The process, he tells the Sunday Times, has been the in-depth study of this field by academia followed by research and once the research has been tested and found to be robust, application in clinical and patient management. There has been an increase of knowledge of genes and also an increase in technology.

“There has been tremendous progress in sequencing or decoding our genes and our genome. It is now being done faster, cheaper and better (more accurately). How fast it is being done is impressive. Ten years ago decoding a whole genome took about a year and cost a million dollars. Now it would take only about three days and cost over a little more than a thousand dollars,” he says, adding that costs are coming down.

Next he deals with his speciality, genomic oncology, on which this technology has had a major impact. Taking up lung cancer, he says that earlier there were limited options. If detected too late, it would be a death sentence for the patient.
Even otherwise it would be dealt with “primitive” and “brutal” methodology. The answer lay in chemotherapy and radiation. Under this Stone-Age method, there would be a blast of so-called treatment which would randomly kill cells. This method is unsatisfactory as the patients may die anyway.

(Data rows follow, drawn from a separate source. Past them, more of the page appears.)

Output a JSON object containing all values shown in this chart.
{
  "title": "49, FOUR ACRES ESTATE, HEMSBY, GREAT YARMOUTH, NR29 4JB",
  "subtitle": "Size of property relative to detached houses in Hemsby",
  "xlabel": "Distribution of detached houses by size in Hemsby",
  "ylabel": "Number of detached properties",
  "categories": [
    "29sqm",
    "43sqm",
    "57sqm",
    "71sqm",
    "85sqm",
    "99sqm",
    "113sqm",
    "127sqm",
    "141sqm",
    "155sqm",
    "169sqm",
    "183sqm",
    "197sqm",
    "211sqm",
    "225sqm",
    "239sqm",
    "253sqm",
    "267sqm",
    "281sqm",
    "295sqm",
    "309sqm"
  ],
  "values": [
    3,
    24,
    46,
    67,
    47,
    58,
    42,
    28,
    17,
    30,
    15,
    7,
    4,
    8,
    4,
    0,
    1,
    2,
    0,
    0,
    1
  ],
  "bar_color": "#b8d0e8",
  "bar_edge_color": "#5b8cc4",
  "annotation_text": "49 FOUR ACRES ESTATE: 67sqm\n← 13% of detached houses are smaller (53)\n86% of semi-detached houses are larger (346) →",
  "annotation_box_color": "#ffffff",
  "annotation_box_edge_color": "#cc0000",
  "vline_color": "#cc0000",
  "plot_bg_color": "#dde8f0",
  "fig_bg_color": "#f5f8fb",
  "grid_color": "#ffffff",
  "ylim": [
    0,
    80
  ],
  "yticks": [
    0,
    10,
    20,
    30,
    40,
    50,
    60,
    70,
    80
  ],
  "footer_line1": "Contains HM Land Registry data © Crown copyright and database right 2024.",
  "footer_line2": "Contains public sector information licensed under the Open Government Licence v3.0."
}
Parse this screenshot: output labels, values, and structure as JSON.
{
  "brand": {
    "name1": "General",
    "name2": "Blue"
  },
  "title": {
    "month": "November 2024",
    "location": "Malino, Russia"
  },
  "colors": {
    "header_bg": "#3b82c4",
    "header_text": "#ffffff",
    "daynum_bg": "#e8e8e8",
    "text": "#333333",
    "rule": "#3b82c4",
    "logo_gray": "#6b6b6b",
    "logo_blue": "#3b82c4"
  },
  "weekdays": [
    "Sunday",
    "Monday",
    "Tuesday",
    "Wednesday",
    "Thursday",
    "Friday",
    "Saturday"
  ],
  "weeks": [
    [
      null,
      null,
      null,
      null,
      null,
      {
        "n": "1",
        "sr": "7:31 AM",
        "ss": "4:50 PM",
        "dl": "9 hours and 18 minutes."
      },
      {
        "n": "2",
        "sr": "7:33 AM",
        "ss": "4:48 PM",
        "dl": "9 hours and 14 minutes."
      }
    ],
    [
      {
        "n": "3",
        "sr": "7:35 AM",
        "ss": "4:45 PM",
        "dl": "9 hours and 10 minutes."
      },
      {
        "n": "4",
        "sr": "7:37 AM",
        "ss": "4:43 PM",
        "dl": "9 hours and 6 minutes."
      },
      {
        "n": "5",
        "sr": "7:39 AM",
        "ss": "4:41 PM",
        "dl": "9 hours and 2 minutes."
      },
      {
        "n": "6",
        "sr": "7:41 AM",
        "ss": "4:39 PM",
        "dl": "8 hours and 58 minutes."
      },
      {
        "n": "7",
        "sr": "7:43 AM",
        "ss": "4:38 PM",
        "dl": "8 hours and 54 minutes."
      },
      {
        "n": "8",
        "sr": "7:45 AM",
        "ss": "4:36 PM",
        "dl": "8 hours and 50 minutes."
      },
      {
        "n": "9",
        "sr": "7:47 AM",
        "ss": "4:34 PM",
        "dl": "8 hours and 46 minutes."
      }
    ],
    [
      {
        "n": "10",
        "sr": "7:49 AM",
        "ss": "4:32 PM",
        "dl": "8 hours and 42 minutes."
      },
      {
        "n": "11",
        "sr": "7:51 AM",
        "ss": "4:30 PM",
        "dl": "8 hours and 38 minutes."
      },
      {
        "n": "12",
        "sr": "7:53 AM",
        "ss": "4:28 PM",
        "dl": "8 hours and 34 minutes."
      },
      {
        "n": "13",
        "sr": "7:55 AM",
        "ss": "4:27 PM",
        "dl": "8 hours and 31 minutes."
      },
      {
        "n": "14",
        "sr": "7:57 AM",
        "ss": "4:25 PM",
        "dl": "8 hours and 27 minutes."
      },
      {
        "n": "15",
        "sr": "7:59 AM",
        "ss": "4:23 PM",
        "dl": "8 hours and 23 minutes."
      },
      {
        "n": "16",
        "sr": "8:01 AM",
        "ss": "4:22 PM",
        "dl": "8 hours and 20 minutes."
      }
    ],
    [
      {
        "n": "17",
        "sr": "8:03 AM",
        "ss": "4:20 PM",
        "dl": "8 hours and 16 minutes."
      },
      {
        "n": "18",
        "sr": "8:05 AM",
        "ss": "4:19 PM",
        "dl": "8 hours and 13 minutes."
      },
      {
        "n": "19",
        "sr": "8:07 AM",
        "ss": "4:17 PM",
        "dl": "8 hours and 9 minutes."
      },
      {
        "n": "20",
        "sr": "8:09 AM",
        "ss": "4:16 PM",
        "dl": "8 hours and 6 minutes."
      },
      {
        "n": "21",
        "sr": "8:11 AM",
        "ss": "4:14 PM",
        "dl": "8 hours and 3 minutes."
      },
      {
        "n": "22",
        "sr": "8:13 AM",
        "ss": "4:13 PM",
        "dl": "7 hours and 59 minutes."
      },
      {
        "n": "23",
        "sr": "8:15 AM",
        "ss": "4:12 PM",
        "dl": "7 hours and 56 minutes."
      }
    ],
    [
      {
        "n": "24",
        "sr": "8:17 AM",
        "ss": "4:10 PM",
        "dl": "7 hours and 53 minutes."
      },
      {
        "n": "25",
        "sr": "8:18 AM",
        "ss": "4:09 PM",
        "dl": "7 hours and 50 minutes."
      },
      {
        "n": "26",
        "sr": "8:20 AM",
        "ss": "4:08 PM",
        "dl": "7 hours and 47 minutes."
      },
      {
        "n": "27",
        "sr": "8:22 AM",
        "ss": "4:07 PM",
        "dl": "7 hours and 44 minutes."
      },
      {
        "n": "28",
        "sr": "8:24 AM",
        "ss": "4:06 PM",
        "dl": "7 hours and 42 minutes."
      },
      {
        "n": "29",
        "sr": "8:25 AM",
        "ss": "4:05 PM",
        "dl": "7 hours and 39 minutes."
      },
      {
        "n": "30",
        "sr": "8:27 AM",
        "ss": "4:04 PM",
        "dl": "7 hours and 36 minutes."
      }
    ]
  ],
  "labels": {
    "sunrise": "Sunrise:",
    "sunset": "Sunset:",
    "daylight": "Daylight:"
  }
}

Now, however, there is ‘personalised’ or ‘precision’ medicine and targeted therapy, where earlier there had been not much improvement in 30 years and survival rates were unsatisfactory. There is now more information on what drives those tumours and makes lung cancer progress. Over the last five years, half a dozen more genes that cause lung cancer have been identified and more drugs to attack them are being developed.

This would give lung cancer patients a quality of life they have not had with ‘one size fits all’ chemotherapy and radiation, it is learnt.

“Therefore, if you have lung cancer or any other cancer, there are more options,” says Dr. Paumen, reiterating that before NGS, one gene was tested at a time. Now a dozen are tested at the same time and patients do not have to have needles being sent frequently into the lungs for biopsies. “NGS allows the whole picture to be seen, for the NGS platform is entirely for patient management.”